At the opposite end of the spectrum was 'Lights flickering-as a documentation of pause featuring Mei-yi Lee' (2014) by Nishiko (Japan, 1981). Here the visual aspect – the flickering lights - had been removed from the equation, and all that was left in the stark white room was the sounds that the lights had been making.

Anri Sala's (Albania, 1974) video 'Air cushioned ride' involved driving round and round a truck stop in Arizona. As the car changed position radio signals from two stations intermixed and fought for dominance. Sala's choice was baroque but when the trucks blocked the signal a local country station could be heard. The baroque music was re-established each time they passed a truck with 'Air cushioned ride' emblazoned across its side.
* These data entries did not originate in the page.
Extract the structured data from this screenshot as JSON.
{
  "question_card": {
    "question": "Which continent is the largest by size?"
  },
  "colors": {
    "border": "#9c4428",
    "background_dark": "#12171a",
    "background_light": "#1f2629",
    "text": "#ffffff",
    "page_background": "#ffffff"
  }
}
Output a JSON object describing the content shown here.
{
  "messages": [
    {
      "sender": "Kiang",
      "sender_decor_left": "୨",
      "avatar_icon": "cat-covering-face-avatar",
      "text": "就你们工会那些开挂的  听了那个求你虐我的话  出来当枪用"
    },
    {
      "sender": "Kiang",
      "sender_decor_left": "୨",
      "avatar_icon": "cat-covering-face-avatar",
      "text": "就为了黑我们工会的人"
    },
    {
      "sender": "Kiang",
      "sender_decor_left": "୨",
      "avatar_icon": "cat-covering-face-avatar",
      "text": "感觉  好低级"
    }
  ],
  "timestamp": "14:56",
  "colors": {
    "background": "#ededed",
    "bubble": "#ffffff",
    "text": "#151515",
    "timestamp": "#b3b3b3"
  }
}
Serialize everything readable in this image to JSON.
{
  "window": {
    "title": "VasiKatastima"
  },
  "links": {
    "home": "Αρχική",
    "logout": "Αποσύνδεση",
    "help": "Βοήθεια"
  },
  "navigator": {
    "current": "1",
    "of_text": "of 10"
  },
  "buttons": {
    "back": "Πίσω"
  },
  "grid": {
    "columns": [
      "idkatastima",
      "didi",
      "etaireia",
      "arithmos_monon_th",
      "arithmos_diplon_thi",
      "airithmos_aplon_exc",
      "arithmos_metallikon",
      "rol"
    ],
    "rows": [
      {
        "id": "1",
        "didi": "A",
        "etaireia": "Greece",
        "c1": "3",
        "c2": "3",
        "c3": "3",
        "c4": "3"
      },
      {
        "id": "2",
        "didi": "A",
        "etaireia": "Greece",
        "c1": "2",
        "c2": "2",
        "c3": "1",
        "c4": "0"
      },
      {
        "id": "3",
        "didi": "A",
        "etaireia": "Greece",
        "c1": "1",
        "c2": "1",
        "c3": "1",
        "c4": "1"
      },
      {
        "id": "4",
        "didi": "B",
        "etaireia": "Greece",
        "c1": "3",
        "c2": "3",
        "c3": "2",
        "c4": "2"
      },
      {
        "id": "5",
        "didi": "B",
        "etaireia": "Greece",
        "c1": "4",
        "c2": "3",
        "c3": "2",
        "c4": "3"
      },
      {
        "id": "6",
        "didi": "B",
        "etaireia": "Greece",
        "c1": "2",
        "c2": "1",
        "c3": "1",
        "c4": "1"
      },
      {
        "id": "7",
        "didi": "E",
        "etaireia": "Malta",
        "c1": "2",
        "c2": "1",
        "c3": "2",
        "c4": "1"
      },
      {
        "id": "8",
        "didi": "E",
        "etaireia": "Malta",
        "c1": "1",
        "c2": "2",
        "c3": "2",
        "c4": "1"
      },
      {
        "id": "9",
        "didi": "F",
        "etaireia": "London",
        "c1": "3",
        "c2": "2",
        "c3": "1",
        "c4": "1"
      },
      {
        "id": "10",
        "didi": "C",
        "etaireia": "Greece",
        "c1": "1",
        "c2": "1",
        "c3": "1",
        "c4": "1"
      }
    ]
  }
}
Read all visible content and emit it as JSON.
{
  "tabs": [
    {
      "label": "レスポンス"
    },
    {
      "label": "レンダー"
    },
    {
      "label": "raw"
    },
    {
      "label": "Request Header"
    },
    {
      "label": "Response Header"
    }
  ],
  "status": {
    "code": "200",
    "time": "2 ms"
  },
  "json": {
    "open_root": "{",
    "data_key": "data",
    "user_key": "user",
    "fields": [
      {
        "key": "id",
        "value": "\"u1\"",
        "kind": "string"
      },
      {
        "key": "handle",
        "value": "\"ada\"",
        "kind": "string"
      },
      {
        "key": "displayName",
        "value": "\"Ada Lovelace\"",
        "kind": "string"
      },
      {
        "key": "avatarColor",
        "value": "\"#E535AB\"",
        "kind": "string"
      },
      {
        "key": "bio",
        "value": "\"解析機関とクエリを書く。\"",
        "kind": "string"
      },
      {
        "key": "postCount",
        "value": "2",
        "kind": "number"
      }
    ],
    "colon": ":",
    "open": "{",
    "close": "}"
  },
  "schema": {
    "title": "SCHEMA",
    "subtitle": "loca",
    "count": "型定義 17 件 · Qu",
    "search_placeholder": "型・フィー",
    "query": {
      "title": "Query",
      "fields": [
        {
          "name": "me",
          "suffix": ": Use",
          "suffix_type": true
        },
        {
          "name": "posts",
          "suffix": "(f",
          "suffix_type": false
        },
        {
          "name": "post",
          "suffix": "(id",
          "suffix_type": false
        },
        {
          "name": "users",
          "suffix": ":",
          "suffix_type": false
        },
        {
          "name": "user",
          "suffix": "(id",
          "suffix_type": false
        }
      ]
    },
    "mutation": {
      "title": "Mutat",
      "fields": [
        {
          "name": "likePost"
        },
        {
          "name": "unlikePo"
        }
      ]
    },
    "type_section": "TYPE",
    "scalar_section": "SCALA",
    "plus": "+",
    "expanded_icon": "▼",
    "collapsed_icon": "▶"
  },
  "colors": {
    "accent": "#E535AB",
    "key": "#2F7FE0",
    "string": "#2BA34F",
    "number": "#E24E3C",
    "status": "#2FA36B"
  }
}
On a similar travel theme was the installation 'Adam, Eve, others and a UFO' (2013) by Haroon Mirza (England, 1977). The UFO was a circlet of LED lights which as they were lit in sequence sent a signal to a speaker in a larger circle around the edge of the room. Each speaker had a different tone because it was from a different manufacturer, and the artist exploits this difference to produce a melodic line. Being in the darkened room with the sounds around you and the lights flickering on and off was a bit like being inside a spaceship – the composition itself brings to mind conversations where you cannot quite understand the other person, as well as mechanical sci-fi sound effects. The video does not do it justice but gives you an idea.

 'Ice age' (2014), by Rutger Zuydervelt at Marres House, Maastricht
 'Ice age' (2014), by Rutger Zuydervelt
Out in the garden were two more works. 'Ice age' (2014), by Rutger Zuydervelt (Netherlands 1978), transformed the ice house into a pitch black cave with the sound of water dripping, distant traffic, and low notes played on bass clarinet. Unable to see anything, and in a cold damp space, hearing took over and time became immaterial.

The final work was more humorous. Visiting 'Ryan Gander's (UK, 1976) 'Escape hatch to culturefield' (2012) involved finding a rusting grating tucked behind some bushes, from which emanated the music of Charles Mingus. For Gander the intent was to provide a 'starting point for other people imagination' – it was certainly the antidote to the previous, enclosed, claustrophobic experiences.

Undertones is spread over six venues from Marres House to the crypt of Sint Servaas Basilica and runs until late August 2014. How much or little you explore depends on you as single and multi-venue discounted tickets are available.